Ghosh, colleague Mietek Kolipinski and their students developed a strict scientific protocol to guide the studies. They employed student biology majors to collect dozens of horse manure samples from trail, paddock and pasture sites in the Bay Area. This year, they will report on additional collections from both Northern and Southern California.

The samples were separated, labeled and cultivated in weed-free soil in small pots at a university greenhouse free of contamination. Of the 90 pots, 34 plants germinated in 21 of them. All plants were then identified by a native-plant specialist. They included toad rush, dooryard knotweed, summer mustard, bur-clover, purslane, cheeseweed and 25 Italian ryegrass plants.

Some of the cultivated plants were nonnative to the areas where that manure sample was collected. But none of them was listed by California’s Department of Food and Agriculture as a noxious weed, probably indicating the horses are already eating weed-free feed, avoiding such plants and not spreading weeds. The next round of tests will determine if that initial pattern holds true for horses in the rest of the state.


“While we await the study results,” Bundock said, “we can still proceed with an aggressive education program to make individuals aware of their potential role in spreading weeds.”



Alien invaders

Public land managers are trying to stem the spread of invasive plants, which are referred to as noxious weeds. Most of the weeds listed below spread quickly and displace native vegetation.

Puncturevine (Tribulus terrestris), from Mediterranean region

Description: Yellow flowers on prostrate stems up to 2.5 feet long

Problem: Foliage is toxic to livestock, especially sheep, when consumed in quantity. Produces many stout-spined burrs that can injure people and animals and puncture bicycle tires.


Yellow star thistle (Centaurea solstitialis), from southern Europe.

Description: Up to 6 feet tall

Problem: Plants typically develop impenetrable stands. Causes a disease in horses that permanently damages the animal’s ability to control fine motor skills, including mouth and lip movements.


Hydrilla (Hydrilla verticillata), from Eurasia

Description: Green aquatic plant

Problem: Aggressively forms dense stands or large subsurface mats.
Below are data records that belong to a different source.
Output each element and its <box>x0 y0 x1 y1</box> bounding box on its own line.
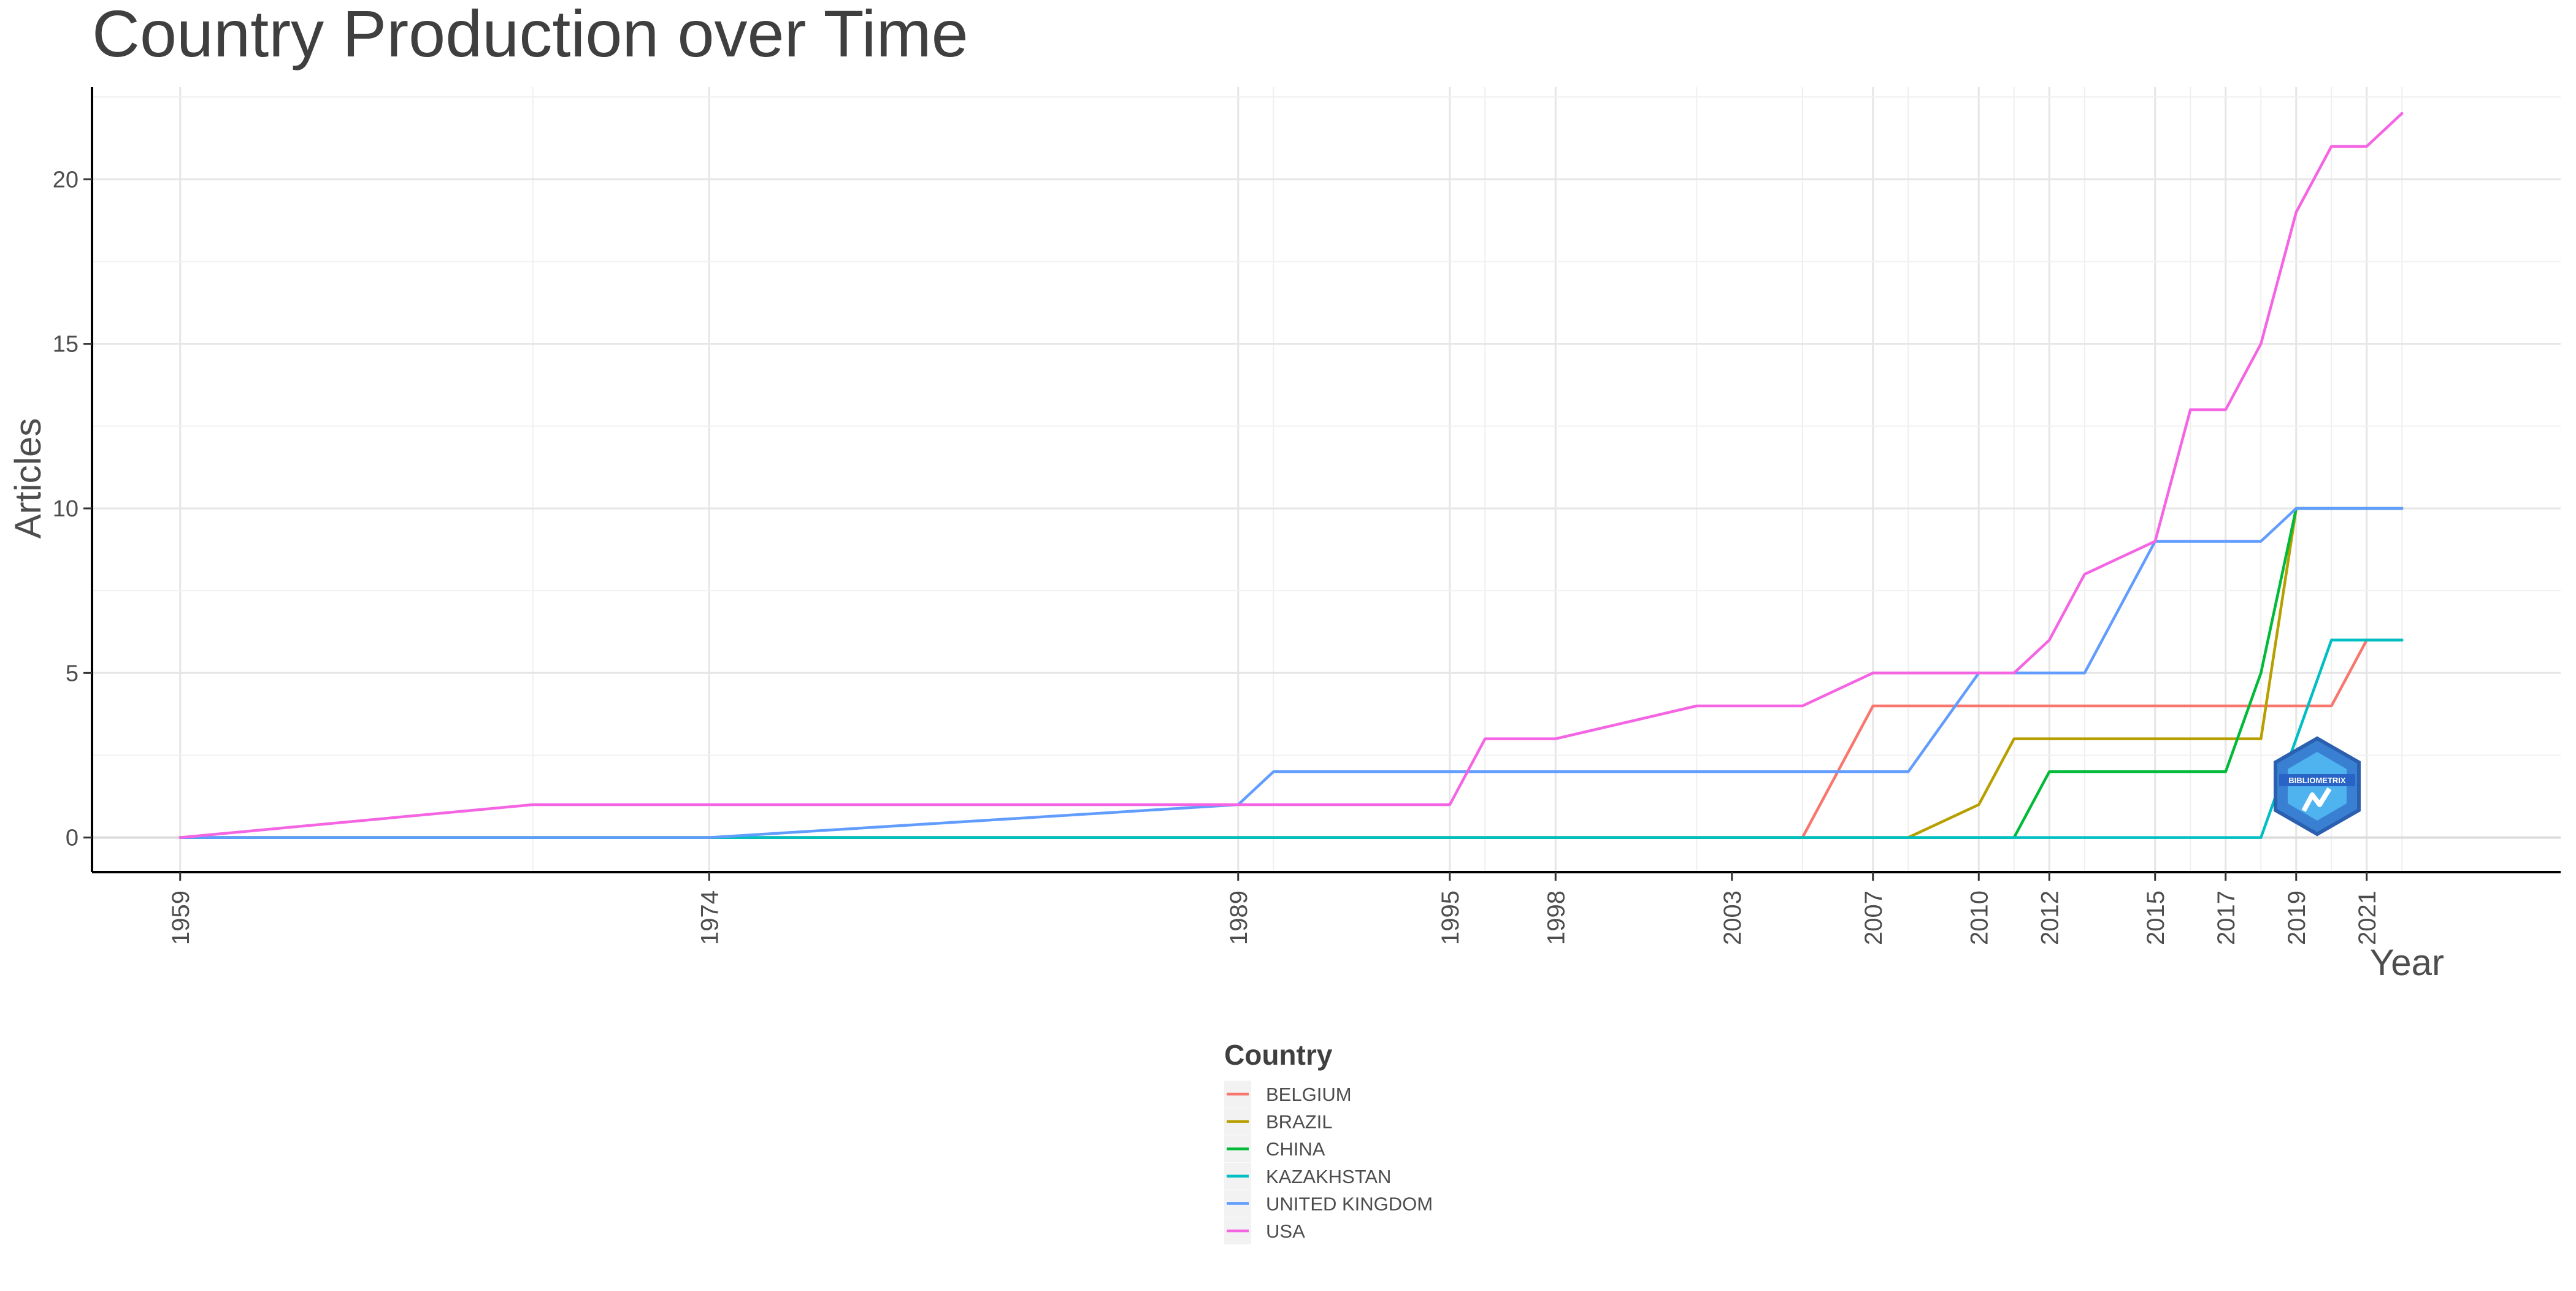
x-tick-label: 1995 <box>1437 891 1464 945</box>
y-tick-label: 10 <box>53 496 79 522</box>
legend-item: CHINA <box>1224 1135 1325 1163</box>
x-tick-label: 2003 <box>1719 891 1746 945</box>
series-line-united-kingdom <box>178 507 2404 839</box>
x-tick-label: 2019 <box>2283 891 2310 945</box>
legend-label: UNITED KINGDOM <box>1266 1193 1433 1214</box>
y-tick-label: 5 <box>66 661 79 686</box>
y-tick-label: 15 <box>53 332 79 358</box>
y-tick-label: 20 <box>53 167 79 193</box>
legend-item: BELGIUM <box>1224 1081 1352 1108</box>
logo-band <box>2279 774 2355 786</box>
series-line-kazakhstan <box>178 638 2404 839</box>
y-axis-label: Articles <box>7 418 48 539</box>
x-tick-label: 2012 <box>2036 891 2063 945</box>
y-tick-label: 0 <box>66 826 79 851</box>
legend: Country BELGIUM BRAZIL CHINA KAZAKHSTAN UNIT… <box>1224 1039 1433 1244</box>
bibliometrix-logo: BIBLIOMETRIX <box>2274 736 2361 837</box>
chart-title: Country Production over Time <box>92 0 968 71</box>
legend-label: CHINA <box>1266 1138 1325 1160</box>
series-lines <box>178 112 2404 839</box>
x-tick-label: 2010 <box>1966 891 1993 945</box>
logo-mark <box>2301 787 2332 812</box>
x-tick-label: 2007 <box>1860 891 1887 945</box>
x-tick-label: 1959 <box>167 891 194 945</box>
legend-item: USA <box>1224 1217 1305 1244</box>
x-axis-label: Year <box>2370 942 2444 983</box>
axis-ticks: 1959 1974 1989 1995 1998 2003 2007 2010 2012 2015… <box>53 167 2381 945</box>
x-tick-label: 1974 <box>696 891 723 945</box>
series-line-usa <box>178 112 2404 839</box>
legend-item: BRAZIL <box>1224 1108 1333 1135</box>
x-tick-label: 1989 <box>1225 891 1252 945</box>
logo-text: BIBLIOMETRIX <box>2288 776 2345 785</box>
legend-items: BELGIUM BRAZIL CHINA KAZAKHSTAN UNITED KINGD… <box>1224 1081 1433 1244</box>
x-tick-label: 1998 <box>1543 891 1570 945</box>
legend-title: Country <box>1224 1039 1333 1071</box>
x-tick-label: 2015 <box>2142 891 2169 945</box>
grid-lines <box>92 87 2561 872</box>
legend-label: USA <box>1266 1220 1305 1242</box>
legend-label: BRAZIL <box>1266 1111 1333 1133</box>
axes <box>91 87 2561 873</box>
legend-label: KAZAKHSTAN <box>1266 1166 1391 1187</box>
legend-item: KAZAKHSTAN <box>1224 1162 1391 1190</box>
legend-label: BELGIUM <box>1266 1084 1352 1105</box>
x-tick-label: 2021 <box>2354 891 2381 945</box>
legend-item: UNITED KINGDOM <box>1224 1190 1433 1217</box>
x-tick-label: 2017 <box>2213 891 2240 945</box>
Pieces that break off form new plants, making eradication difficult.


Diffuse knapweed (Centaurea diffusa), from southeast Eurasia

Description: Bushy weeds with white, pink or pale purple flowers atop a spiny bract. Reaches 2 feet tall.
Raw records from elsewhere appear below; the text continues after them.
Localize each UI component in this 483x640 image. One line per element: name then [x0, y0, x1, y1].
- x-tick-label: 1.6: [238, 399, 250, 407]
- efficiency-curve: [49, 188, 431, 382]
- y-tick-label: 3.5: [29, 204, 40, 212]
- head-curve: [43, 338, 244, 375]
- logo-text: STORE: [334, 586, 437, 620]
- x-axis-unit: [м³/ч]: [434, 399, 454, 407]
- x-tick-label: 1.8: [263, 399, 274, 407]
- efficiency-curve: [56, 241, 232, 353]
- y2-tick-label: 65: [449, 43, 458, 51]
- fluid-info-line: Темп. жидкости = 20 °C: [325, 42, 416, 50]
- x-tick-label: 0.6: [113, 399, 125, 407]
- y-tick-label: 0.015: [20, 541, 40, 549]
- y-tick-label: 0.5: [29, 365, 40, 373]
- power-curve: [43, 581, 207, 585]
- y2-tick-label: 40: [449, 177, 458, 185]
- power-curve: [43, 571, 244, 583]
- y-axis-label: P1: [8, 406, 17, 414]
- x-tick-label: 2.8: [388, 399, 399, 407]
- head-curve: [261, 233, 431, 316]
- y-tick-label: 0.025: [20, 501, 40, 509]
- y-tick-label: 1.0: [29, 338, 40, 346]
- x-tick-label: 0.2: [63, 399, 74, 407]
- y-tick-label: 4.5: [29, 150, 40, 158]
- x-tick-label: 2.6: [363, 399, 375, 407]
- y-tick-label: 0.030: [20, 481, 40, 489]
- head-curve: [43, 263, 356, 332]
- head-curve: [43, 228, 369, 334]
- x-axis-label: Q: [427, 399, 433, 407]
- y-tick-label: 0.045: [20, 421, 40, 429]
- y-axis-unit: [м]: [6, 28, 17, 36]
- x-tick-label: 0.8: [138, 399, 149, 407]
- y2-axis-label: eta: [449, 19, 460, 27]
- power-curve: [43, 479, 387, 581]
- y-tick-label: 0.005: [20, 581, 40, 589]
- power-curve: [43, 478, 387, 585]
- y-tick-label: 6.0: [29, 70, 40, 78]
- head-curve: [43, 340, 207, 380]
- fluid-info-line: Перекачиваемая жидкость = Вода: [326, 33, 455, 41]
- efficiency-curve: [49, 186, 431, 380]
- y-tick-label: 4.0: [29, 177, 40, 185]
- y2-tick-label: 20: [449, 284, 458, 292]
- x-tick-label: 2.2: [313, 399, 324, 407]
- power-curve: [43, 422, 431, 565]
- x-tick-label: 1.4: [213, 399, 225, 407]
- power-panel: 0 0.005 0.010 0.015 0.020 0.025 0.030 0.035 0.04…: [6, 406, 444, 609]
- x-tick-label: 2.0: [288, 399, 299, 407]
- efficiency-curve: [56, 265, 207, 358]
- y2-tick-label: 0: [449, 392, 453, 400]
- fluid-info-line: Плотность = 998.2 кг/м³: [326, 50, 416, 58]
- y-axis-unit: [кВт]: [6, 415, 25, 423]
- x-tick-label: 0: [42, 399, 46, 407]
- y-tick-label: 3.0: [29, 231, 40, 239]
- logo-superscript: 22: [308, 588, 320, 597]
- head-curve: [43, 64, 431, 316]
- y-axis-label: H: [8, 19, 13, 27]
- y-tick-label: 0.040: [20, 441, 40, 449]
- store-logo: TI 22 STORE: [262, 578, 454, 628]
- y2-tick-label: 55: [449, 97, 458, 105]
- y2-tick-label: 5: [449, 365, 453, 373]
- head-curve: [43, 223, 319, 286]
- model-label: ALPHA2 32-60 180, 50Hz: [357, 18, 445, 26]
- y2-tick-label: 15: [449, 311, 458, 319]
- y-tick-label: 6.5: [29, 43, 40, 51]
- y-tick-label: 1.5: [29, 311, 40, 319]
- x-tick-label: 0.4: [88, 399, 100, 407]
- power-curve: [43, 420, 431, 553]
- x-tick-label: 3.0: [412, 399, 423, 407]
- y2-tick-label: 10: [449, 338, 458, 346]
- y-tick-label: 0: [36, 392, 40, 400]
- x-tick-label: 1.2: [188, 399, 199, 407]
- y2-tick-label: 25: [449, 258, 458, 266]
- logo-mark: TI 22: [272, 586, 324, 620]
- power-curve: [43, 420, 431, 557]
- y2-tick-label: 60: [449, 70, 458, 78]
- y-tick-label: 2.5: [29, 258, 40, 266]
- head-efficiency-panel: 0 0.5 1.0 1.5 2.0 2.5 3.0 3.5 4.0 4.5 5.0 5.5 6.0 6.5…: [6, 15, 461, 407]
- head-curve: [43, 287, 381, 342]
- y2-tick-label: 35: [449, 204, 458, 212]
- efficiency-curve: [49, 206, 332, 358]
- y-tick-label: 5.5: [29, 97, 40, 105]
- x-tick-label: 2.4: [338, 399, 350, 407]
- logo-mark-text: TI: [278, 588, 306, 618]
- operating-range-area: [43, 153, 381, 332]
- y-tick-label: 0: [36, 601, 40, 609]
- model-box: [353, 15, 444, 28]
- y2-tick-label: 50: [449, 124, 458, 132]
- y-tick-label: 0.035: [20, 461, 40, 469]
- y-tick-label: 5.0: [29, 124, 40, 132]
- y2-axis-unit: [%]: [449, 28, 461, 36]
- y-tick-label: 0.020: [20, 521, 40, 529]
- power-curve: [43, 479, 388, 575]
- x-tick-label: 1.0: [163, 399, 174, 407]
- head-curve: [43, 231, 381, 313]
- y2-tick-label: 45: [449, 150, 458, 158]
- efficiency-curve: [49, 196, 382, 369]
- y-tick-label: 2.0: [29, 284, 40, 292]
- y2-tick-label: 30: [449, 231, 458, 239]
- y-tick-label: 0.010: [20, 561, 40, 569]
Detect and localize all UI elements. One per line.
Problem: Usually forms large, dense infestations. Produces toxins that affect other plants, often displacing native vegetation.
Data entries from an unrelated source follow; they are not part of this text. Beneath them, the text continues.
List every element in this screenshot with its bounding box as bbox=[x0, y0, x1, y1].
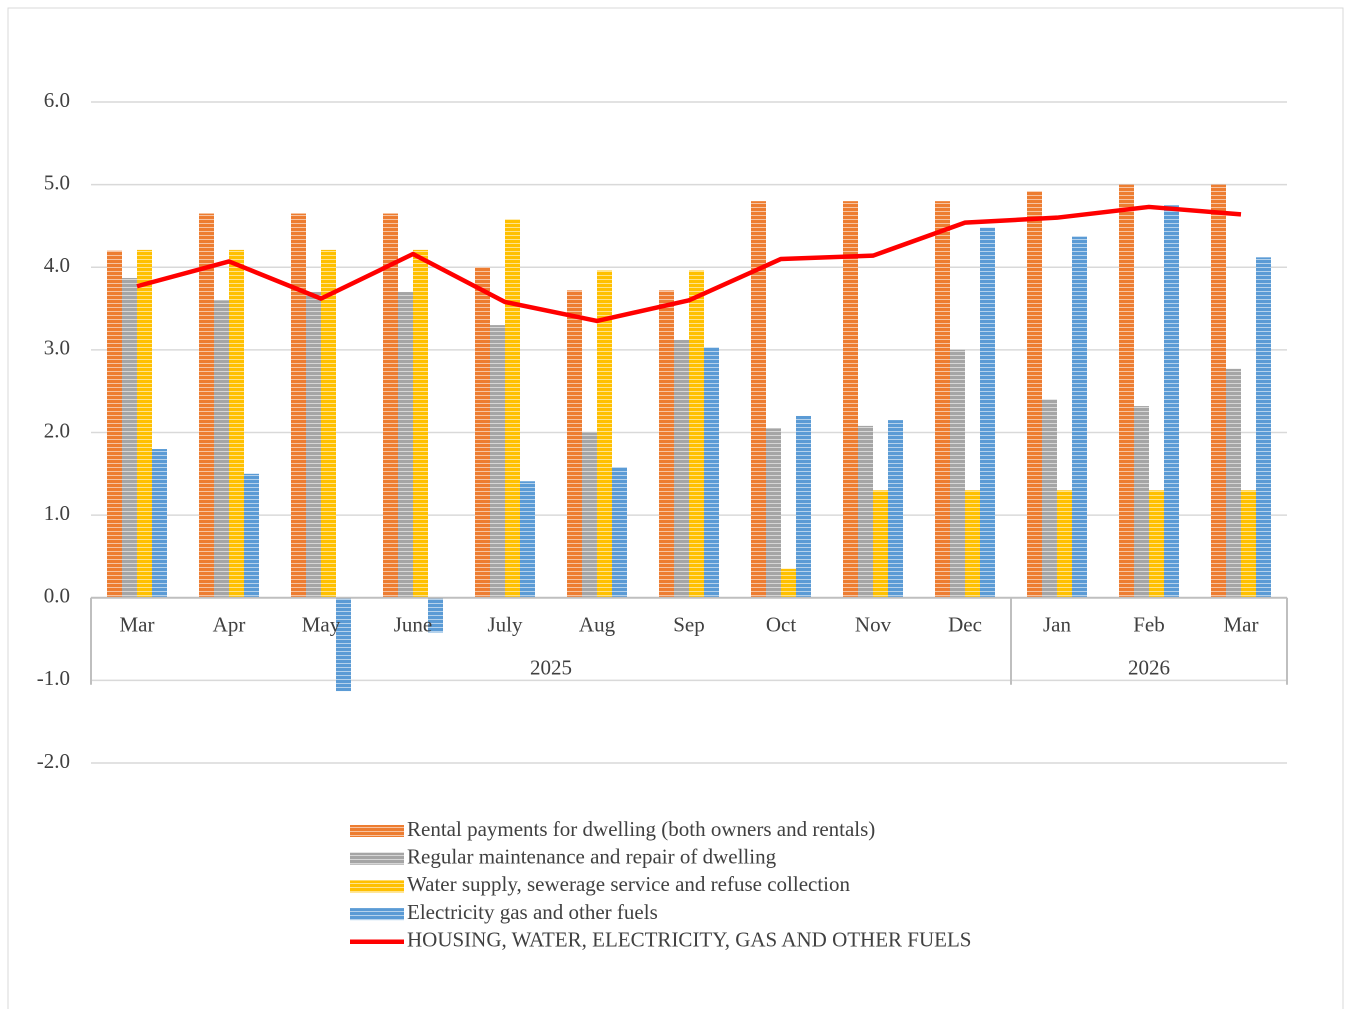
bar bbox=[751, 201, 766, 598]
bar bbox=[1057, 490, 1072, 598]
legend-label: Electricity gas and other fuels bbox=[407, 900, 658, 924]
legend-swatch bbox=[350, 880, 404, 893]
bar bbox=[659, 290, 674, 598]
bar bbox=[1149, 490, 1164, 598]
y-tick-label: 6.0 bbox=[44, 88, 70, 112]
bar bbox=[520, 481, 535, 598]
bar bbox=[704, 347, 719, 598]
x-tick-label: Nov bbox=[855, 613, 892, 637]
y-tick-label: 2.0 bbox=[44, 418, 70, 442]
bar bbox=[291, 213, 306, 598]
y-tick-label: -1.0 bbox=[37, 666, 70, 690]
legend-label: Water supply, sewerage service and refus… bbox=[407, 872, 850, 896]
bar bbox=[505, 219, 520, 598]
bar bbox=[229, 249, 244, 598]
bar bbox=[490, 325, 505, 598]
y-tick-label: 1.0 bbox=[44, 501, 70, 525]
y-tick-label: 0.0 bbox=[44, 584, 70, 608]
x-tick-label: Aug bbox=[579, 613, 616, 637]
x-group-label: 2025 bbox=[530, 656, 572, 680]
x-tick-label: Mar bbox=[120, 613, 155, 637]
x-tick-label: Apr bbox=[213, 613, 246, 637]
bar bbox=[152, 449, 167, 598]
x-group-label: 2026 bbox=[1128, 656, 1170, 680]
bar bbox=[796, 415, 811, 598]
y-tick-label: 4.0 bbox=[44, 253, 70, 277]
bar bbox=[336, 597, 351, 692]
y-tick-label: 5.0 bbox=[44, 170, 70, 194]
x-tick-label: Oct bbox=[766, 613, 796, 637]
bar bbox=[122, 277, 137, 598]
x-tick-label: June bbox=[394, 613, 433, 637]
bar bbox=[1226, 368, 1241, 598]
bar bbox=[398, 292, 413, 598]
bar bbox=[567, 290, 582, 598]
legend-swatch bbox=[350, 825, 404, 837]
bar bbox=[383, 213, 398, 598]
bar bbox=[1119, 184, 1134, 598]
legend-label: Regular maintenance and repair of dwelli… bbox=[407, 845, 777, 869]
y-tick-label: 3.0 bbox=[44, 336, 70, 360]
bar bbox=[199, 213, 214, 598]
line bbox=[136, 204, 1242, 324]
bar bbox=[306, 292, 321, 598]
bar bbox=[413, 249, 428, 598]
bar bbox=[950, 349, 965, 598]
x-tick-label: Dec bbox=[948, 613, 982, 637]
bar bbox=[107, 250, 122, 598]
bar bbox=[689, 270, 704, 598]
bar bbox=[858, 425, 873, 598]
bar bbox=[612, 467, 627, 598]
x-tick-label: Feb bbox=[1133, 613, 1165, 637]
legend-label: Rental payments for dwelling (both owner… bbox=[407, 817, 875, 841]
bar bbox=[965, 490, 980, 598]
y-tick-label: -2.0 bbox=[37, 749, 70, 773]
bar bbox=[1241, 490, 1256, 598]
bar bbox=[781, 568, 796, 598]
bar bbox=[582, 432, 597, 598]
bar bbox=[1164, 205, 1179, 598]
x-tick-label: Jan bbox=[1043, 613, 1071, 637]
bar bbox=[1256, 257, 1271, 598]
legend-label: HOUSING, WATER, ELECTRICITY, GAS AND OTH… bbox=[407, 928, 972, 952]
bar bbox=[873, 490, 888, 598]
x-tick-label: Mar bbox=[1224, 613, 1259, 637]
bar bbox=[597, 270, 612, 598]
bar bbox=[843, 201, 858, 598]
bar bbox=[244, 473, 259, 598]
x-tick-label: May bbox=[302, 613, 341, 637]
bar bbox=[1211, 184, 1226, 598]
legend-swatch bbox=[350, 852, 404, 865]
bar bbox=[428, 597, 443, 633]
bar bbox=[888, 420, 903, 598]
bar bbox=[1042, 399, 1057, 598]
bar bbox=[1027, 191, 1042, 598]
bar bbox=[980, 227, 995, 598]
legend-swatch bbox=[350, 908, 404, 921]
bar bbox=[137, 249, 152, 598]
bar bbox=[935, 201, 950, 598]
bar bbox=[475, 267, 490, 598]
bar bbox=[321, 249, 336, 598]
bar bbox=[674, 339, 689, 598]
bar bbox=[1072, 236, 1087, 598]
bar bbox=[1134, 406, 1149, 598]
x-tick-label: July bbox=[487, 613, 523, 637]
bar bbox=[214, 300, 229, 598]
bar bbox=[766, 428, 781, 598]
x-tick-label: Sep bbox=[673, 613, 705, 637]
Gorse (Ulex europaeus), from Western Europe

Description: Spiny evergreen shrub, up to 10 feet tall, with yellow pea-like flowers.

Problem: Mature plants, which form thickets, contain flammable oils. Older shrubs develop center of dead material and are highly flammable. Branchlets end as thorns.


Scotch broom (Cytisus scoparius), from southern Europe, northern Africa

Description: Shrubs grow to 10 feet tall, with green stems and yellow to dark red pea-like flowers.

Problem: Forms dense stands that displace native plants and wildlife. Infestations increase fire hazard. Flowers and seeds contain quino-lizidine alkaloids and can be toxic to humans and livestock when ingested. Foliage may be mildly toxic.